En réalité, la jeune Victoria Hesketh marche dans les pas de géant de quelques illustres aînées, tel Goldfrapp, Lily Allen, Katy Perry. Et ce premier album, léger, pop, rafraîchissant résonne d'autres références (Human League, Captain Beefheart).
Citons le titre ouvrant le LP, titillant le timbre d'Alison Goldfrapp (New In Town), et signifiant clairement ses ambitions : attention les viocs, je débarque, va falloir me faire de la place... Quitte à vous déboulonner au besoin (le deuxième single issu de l'album, Remedy, énonce clairement l'absence de crainte de l'anglo-saxonne face aux prédateurs de tout poil).
Le problème avec cette jeune bricoleuse électro, toute fraîche éclose de la formation Dead Disco, c'est que l'on ne sait pas où elle va pencher, succès aidant.

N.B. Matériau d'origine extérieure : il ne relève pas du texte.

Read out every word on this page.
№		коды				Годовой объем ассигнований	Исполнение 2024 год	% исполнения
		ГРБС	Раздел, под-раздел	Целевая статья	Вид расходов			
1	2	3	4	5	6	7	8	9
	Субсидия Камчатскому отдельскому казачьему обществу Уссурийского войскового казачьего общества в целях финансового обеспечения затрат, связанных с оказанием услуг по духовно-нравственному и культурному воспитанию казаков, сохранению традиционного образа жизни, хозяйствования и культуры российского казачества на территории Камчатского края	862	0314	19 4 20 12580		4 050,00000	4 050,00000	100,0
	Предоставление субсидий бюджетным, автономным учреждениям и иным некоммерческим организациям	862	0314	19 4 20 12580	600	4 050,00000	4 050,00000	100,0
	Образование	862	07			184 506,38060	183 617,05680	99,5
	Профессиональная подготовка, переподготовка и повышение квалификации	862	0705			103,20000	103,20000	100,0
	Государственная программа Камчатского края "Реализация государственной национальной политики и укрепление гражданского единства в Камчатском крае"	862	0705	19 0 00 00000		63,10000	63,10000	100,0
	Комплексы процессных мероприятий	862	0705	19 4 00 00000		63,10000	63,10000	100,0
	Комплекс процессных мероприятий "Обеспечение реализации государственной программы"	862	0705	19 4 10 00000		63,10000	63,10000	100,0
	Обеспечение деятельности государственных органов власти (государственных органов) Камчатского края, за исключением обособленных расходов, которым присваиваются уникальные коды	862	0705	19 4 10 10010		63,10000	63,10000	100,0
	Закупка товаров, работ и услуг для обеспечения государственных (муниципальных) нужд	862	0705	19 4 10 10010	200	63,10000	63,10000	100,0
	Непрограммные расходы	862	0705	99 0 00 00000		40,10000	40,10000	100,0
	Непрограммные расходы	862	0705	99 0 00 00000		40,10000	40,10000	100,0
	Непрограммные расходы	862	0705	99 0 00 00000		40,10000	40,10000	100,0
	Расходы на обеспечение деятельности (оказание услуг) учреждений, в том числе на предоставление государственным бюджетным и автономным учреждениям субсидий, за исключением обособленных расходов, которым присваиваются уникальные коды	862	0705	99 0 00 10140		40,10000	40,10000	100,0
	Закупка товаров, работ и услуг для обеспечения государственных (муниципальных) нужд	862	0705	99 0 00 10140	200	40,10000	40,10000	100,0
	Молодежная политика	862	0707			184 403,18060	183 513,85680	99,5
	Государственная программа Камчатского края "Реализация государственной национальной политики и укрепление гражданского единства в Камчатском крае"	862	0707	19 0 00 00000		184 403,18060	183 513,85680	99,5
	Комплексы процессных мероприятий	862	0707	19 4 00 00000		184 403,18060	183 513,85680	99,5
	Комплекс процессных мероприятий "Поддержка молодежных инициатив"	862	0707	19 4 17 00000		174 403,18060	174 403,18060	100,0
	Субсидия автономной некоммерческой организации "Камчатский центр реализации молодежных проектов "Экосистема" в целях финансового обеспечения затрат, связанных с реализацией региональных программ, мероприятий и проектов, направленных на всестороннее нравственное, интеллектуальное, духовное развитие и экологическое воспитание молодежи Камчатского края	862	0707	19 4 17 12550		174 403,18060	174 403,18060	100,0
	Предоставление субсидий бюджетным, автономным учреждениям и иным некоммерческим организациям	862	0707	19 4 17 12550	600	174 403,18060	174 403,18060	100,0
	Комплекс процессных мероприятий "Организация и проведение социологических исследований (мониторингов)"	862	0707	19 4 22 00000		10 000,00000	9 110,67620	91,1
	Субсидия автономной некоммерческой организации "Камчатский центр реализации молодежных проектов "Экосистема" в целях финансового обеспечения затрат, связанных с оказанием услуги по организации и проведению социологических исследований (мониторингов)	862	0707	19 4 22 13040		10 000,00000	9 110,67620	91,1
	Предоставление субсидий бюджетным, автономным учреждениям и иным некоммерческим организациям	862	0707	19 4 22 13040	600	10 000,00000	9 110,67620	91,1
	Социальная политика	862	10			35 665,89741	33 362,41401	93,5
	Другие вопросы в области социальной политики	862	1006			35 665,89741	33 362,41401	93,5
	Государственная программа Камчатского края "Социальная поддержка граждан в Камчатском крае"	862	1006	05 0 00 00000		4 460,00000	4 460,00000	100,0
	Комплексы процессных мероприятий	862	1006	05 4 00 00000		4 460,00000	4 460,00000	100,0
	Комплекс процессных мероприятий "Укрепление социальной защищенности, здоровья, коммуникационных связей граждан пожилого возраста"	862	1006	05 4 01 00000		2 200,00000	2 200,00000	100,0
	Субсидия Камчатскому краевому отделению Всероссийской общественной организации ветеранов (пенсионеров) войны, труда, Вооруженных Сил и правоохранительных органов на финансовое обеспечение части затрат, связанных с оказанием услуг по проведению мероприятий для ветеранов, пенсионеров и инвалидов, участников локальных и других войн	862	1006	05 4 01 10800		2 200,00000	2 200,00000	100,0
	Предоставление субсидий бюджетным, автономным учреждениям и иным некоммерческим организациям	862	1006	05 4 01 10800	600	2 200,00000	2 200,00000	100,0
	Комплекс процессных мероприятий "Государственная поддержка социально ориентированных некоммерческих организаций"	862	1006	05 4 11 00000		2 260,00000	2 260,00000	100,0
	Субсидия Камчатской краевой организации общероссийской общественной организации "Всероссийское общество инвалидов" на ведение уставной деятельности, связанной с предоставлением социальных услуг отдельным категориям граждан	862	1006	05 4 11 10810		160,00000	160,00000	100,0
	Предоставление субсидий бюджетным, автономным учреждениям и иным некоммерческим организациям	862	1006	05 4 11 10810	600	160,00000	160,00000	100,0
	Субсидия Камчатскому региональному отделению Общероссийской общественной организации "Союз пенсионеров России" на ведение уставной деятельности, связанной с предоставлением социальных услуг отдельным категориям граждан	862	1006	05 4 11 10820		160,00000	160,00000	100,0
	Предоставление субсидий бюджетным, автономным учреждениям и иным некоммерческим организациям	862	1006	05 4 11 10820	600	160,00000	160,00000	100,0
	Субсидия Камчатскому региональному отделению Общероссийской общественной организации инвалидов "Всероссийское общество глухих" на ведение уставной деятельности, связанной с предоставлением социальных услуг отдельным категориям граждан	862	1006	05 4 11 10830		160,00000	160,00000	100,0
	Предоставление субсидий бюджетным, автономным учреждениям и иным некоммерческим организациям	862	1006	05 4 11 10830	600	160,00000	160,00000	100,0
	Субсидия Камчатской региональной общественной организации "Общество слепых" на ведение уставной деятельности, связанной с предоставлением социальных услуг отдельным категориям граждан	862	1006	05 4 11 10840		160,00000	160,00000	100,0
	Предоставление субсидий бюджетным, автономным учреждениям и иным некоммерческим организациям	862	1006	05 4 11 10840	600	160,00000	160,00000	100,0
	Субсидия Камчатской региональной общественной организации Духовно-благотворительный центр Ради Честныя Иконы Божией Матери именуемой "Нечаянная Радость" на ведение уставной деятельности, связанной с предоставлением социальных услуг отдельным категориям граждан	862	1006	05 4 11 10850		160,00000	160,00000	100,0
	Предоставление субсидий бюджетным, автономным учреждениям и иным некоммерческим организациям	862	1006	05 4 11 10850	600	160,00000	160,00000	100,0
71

Aspirée par la peopolisation (le mot est aussi laid que la réalité à laquelle il renvoie), Little Boots risque fort de perdre rapidement son statut précaire d'espoir décalé / talentueux si elle n'y prend garde.
Les prestations scéniques rassurent pourtant, malgré les soirées de picole avec les Killers : les titres Mathematics et Symmetry méritent tout le respect du critique/blogueur que je suis. Allez, en abusant, on irait même jusqu'à dire que Tune Into My Head invoquerait presque Kate Bush à notre chevet.
Accrochez-vous Mademoiselle ! La singularité ne se conserve qu'au prix d'un effort sur-humain : ne jamais arracher ses racines.